Je l’ai tout de suite repéré sur les étalages, cet ours perché sur un pic montagneux en première de couverture, et j’ai été emportée par cette BD. Les sentiments de sauvagerie, de grandeur, de noblesse et de beauté, nous envahissent totalement à la lecture des 238 pages, tant dans les dessins que dans les actions et les paroles des personnages.
Plusieurs histoires s’entremêlent.
Celle de l’ours, que l’on retrouve traversant les siècles tout au long de la lecture, sorte d’incarnation de la nature que l’humain ne cesse de pourchasser, vouloir mettre en cage et dominer. Je dois dire que les traits et les attitudes de l’animal, comme tous les paysages et les habitants de la forêt, sont dessinés avec beaucoup de majesté et de tendresse.

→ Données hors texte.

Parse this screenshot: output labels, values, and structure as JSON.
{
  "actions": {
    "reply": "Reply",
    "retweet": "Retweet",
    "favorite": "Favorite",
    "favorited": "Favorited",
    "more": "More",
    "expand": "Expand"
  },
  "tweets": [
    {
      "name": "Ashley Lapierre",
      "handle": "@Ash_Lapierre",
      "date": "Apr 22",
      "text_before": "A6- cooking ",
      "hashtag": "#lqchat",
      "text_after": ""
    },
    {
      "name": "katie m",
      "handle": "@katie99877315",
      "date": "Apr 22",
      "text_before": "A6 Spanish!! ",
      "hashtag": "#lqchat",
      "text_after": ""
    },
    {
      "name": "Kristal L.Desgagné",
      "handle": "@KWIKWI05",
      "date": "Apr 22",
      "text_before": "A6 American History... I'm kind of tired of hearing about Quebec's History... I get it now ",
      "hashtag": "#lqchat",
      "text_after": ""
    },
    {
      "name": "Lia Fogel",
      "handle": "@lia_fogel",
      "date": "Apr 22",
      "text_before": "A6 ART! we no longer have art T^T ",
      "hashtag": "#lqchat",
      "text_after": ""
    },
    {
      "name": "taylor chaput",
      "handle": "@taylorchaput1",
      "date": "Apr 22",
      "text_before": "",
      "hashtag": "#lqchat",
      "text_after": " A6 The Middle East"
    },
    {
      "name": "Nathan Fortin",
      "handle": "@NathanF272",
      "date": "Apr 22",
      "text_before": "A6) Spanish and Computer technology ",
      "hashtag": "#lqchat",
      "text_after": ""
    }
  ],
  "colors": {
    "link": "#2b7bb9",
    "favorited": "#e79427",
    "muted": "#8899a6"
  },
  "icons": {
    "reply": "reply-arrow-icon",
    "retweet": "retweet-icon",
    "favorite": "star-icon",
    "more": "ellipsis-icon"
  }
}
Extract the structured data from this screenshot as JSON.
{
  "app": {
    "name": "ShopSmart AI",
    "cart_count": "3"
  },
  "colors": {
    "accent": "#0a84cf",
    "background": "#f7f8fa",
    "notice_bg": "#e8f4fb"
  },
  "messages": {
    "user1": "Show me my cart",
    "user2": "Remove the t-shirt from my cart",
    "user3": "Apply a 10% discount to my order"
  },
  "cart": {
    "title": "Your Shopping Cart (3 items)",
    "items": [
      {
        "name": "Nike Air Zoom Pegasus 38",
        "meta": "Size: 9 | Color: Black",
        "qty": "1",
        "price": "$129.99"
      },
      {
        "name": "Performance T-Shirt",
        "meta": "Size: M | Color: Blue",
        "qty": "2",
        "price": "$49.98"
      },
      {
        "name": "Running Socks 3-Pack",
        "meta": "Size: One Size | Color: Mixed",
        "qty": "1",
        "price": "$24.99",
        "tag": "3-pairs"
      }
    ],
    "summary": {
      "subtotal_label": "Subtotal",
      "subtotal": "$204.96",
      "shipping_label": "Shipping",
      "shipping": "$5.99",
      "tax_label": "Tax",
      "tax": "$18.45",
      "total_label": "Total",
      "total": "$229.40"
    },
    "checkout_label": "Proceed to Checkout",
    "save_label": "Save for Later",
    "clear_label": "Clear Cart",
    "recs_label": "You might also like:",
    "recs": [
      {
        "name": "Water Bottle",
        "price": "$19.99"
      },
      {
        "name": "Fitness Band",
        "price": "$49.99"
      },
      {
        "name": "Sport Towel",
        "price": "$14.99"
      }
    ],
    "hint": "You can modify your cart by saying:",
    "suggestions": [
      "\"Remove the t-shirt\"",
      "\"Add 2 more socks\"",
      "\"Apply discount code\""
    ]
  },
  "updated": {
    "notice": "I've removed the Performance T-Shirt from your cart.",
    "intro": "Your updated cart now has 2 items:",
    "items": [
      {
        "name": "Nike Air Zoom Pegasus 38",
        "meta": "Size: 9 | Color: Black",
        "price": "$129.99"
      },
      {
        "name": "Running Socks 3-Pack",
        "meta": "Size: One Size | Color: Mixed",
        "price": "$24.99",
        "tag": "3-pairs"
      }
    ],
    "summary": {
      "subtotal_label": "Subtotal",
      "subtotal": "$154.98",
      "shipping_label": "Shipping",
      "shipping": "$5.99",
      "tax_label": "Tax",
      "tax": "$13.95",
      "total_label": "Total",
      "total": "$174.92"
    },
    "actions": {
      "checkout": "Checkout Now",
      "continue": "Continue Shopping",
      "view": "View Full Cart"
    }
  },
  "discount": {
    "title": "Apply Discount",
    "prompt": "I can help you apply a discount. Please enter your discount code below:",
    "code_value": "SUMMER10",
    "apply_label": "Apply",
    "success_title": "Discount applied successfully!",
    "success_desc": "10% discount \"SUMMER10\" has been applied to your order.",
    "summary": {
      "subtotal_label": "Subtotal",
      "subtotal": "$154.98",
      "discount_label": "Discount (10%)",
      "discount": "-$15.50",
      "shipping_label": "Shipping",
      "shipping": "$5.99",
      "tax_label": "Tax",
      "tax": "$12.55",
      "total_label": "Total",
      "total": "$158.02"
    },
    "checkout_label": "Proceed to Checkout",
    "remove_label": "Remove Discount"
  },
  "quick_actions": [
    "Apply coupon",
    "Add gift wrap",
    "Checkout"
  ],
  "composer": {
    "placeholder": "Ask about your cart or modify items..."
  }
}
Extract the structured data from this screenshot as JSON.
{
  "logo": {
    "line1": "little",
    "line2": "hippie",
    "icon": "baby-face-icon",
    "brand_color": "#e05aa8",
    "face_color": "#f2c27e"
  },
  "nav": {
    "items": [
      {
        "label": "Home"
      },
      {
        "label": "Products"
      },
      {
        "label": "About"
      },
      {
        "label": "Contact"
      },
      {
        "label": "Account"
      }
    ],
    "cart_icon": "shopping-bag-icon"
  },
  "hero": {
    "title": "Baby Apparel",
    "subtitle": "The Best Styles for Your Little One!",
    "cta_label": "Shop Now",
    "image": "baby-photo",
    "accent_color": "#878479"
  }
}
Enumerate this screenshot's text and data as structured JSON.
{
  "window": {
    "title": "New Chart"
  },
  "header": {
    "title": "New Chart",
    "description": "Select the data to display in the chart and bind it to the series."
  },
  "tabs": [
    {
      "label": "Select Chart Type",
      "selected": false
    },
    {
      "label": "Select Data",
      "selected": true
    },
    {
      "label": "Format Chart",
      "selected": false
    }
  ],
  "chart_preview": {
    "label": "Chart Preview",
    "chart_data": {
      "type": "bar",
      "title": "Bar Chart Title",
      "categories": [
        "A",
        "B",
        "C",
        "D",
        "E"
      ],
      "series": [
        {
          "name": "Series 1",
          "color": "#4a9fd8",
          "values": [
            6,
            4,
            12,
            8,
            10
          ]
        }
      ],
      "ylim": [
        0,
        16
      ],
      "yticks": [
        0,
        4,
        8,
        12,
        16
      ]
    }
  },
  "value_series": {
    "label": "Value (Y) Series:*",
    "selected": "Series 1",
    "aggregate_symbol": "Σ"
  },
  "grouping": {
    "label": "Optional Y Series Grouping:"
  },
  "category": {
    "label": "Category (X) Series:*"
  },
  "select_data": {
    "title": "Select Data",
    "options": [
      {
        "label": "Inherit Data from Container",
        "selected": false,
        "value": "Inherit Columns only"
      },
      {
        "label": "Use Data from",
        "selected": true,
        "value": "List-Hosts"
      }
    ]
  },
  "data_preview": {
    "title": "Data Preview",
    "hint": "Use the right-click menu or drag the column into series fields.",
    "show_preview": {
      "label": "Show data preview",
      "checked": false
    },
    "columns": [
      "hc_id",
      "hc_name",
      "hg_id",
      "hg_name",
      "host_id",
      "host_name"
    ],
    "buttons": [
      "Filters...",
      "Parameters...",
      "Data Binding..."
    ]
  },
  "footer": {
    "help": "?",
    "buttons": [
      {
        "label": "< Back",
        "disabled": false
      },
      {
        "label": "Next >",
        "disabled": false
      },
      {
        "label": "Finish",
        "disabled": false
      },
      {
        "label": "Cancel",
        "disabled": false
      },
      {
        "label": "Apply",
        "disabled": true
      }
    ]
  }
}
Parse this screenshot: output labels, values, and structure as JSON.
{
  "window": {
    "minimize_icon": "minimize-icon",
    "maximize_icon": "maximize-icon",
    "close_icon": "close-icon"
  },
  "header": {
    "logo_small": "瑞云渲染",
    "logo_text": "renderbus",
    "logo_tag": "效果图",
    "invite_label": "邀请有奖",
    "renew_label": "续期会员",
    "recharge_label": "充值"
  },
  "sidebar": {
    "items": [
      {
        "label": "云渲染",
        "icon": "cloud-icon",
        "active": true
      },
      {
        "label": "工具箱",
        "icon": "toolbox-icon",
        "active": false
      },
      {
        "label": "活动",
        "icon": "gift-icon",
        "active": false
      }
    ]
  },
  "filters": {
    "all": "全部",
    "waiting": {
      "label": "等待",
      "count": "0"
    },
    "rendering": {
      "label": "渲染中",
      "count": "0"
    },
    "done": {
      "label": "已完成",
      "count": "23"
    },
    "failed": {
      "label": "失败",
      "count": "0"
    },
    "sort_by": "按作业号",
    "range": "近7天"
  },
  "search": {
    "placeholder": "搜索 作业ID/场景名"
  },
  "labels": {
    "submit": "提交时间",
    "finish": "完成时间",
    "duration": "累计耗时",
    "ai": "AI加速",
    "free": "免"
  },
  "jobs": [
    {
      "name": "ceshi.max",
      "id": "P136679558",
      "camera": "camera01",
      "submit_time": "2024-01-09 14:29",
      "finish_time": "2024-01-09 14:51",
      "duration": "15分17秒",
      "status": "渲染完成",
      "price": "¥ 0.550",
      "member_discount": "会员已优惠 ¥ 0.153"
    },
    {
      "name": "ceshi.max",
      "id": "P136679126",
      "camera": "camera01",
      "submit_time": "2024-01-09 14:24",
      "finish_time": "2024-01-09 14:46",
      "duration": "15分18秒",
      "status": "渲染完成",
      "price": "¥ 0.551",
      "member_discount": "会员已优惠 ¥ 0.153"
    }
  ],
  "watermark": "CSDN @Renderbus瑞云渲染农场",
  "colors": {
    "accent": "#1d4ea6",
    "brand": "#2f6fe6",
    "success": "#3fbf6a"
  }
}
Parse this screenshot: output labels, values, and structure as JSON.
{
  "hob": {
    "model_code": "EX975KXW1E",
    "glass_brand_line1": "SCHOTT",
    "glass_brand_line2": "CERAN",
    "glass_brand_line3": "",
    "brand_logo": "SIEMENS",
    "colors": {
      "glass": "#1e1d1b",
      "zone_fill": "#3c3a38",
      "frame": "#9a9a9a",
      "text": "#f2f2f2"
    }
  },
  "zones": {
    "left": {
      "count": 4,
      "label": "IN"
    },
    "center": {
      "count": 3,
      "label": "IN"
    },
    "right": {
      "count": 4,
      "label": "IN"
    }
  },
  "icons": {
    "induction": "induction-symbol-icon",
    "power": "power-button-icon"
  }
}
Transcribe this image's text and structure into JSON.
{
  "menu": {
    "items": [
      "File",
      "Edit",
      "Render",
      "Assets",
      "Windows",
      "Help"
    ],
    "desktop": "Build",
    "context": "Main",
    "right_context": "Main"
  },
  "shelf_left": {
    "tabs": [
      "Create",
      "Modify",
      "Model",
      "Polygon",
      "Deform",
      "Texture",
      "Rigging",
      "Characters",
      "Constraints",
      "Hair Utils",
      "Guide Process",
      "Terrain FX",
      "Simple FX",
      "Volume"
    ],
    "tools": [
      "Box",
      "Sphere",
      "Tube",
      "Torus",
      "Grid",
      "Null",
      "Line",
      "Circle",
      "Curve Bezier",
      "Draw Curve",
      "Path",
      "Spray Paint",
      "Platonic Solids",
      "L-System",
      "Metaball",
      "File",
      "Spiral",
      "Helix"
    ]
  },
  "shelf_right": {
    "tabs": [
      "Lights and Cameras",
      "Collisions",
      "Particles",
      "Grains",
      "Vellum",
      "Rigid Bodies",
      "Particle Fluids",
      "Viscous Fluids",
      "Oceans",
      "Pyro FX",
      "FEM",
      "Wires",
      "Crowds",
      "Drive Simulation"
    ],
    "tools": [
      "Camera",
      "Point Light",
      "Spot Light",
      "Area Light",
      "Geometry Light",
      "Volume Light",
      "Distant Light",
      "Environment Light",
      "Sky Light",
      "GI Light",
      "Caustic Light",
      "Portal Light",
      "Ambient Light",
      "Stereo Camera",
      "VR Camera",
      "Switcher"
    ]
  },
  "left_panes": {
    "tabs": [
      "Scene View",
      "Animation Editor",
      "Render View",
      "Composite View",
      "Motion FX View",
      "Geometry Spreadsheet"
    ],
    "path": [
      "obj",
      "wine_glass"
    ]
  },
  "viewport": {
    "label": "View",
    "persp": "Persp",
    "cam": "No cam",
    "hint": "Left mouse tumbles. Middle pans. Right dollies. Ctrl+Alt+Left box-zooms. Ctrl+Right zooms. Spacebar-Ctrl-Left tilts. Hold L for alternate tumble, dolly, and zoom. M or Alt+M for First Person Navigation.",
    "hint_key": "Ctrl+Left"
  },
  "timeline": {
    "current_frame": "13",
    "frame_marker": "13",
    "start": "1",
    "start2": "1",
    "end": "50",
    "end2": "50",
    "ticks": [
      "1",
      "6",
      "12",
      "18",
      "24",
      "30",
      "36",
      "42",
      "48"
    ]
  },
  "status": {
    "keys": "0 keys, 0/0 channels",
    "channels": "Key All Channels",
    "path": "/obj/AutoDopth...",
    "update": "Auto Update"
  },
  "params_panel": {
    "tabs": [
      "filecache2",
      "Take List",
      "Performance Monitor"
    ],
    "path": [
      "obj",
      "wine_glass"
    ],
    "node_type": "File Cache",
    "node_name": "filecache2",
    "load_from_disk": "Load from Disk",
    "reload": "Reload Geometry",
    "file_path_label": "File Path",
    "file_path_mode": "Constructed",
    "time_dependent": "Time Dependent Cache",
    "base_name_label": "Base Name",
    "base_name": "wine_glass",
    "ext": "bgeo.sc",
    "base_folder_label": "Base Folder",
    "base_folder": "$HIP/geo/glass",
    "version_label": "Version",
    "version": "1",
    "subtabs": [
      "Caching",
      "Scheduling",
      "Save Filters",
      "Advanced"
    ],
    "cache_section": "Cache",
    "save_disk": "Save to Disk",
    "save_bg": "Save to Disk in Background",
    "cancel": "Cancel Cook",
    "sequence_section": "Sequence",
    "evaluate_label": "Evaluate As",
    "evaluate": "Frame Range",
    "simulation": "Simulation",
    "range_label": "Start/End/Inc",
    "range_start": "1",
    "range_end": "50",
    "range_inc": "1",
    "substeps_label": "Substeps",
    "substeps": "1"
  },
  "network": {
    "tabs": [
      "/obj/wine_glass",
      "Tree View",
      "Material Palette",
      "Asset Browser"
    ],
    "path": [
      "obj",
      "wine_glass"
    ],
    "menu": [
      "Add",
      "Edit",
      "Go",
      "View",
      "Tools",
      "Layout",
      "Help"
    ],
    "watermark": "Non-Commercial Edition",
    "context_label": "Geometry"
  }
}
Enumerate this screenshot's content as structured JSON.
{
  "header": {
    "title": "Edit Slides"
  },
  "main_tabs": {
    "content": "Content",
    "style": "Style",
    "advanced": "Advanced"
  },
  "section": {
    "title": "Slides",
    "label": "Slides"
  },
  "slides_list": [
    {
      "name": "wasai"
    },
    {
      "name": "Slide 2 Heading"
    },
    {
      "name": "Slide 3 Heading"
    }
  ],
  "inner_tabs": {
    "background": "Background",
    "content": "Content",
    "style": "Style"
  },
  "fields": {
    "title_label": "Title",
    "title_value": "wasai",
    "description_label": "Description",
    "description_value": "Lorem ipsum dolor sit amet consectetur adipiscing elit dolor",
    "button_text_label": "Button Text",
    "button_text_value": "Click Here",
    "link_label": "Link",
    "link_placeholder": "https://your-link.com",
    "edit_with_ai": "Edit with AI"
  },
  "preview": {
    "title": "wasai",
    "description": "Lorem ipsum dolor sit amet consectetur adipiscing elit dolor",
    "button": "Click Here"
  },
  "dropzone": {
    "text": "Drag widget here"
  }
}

Puis il y a le personnage principal de l’histoire, Édouard, sorte d’incarnation humaine de la bête. Enfant de la montagne, à laquelle il est profondément lié, il est emporté par la guerre de 14-18 qui le brise complètement, jusqu’à ce que la sculptrice Jeanne Sauvage lui redonne vie. Amie du sculpteur animalier François Pompon, qu’elle retrouve parfois au Lapin Agile à Montmartre en compagnie de Soutine et d’autre amis artistes, Jeanne refait des visages pour les gueules cassées. Va naître entre le colosse roux et l’artiste, une histoire d’amour simple et pure qui débute à Paris, puis est sublimée par les paysages du Vercors.
« L’art n’est rien s’il ne force le réel. Seul l’homme a éteint son feu » fait dire l’auteur à Jeanne. Rochette nous démontre pourtant le contraire dans cette magnifique BD, où scénario comme dessins constituent une passionnante et émouvante œuvre d’art. L’expression « un coup de cœur », prend ici sa juste valeur.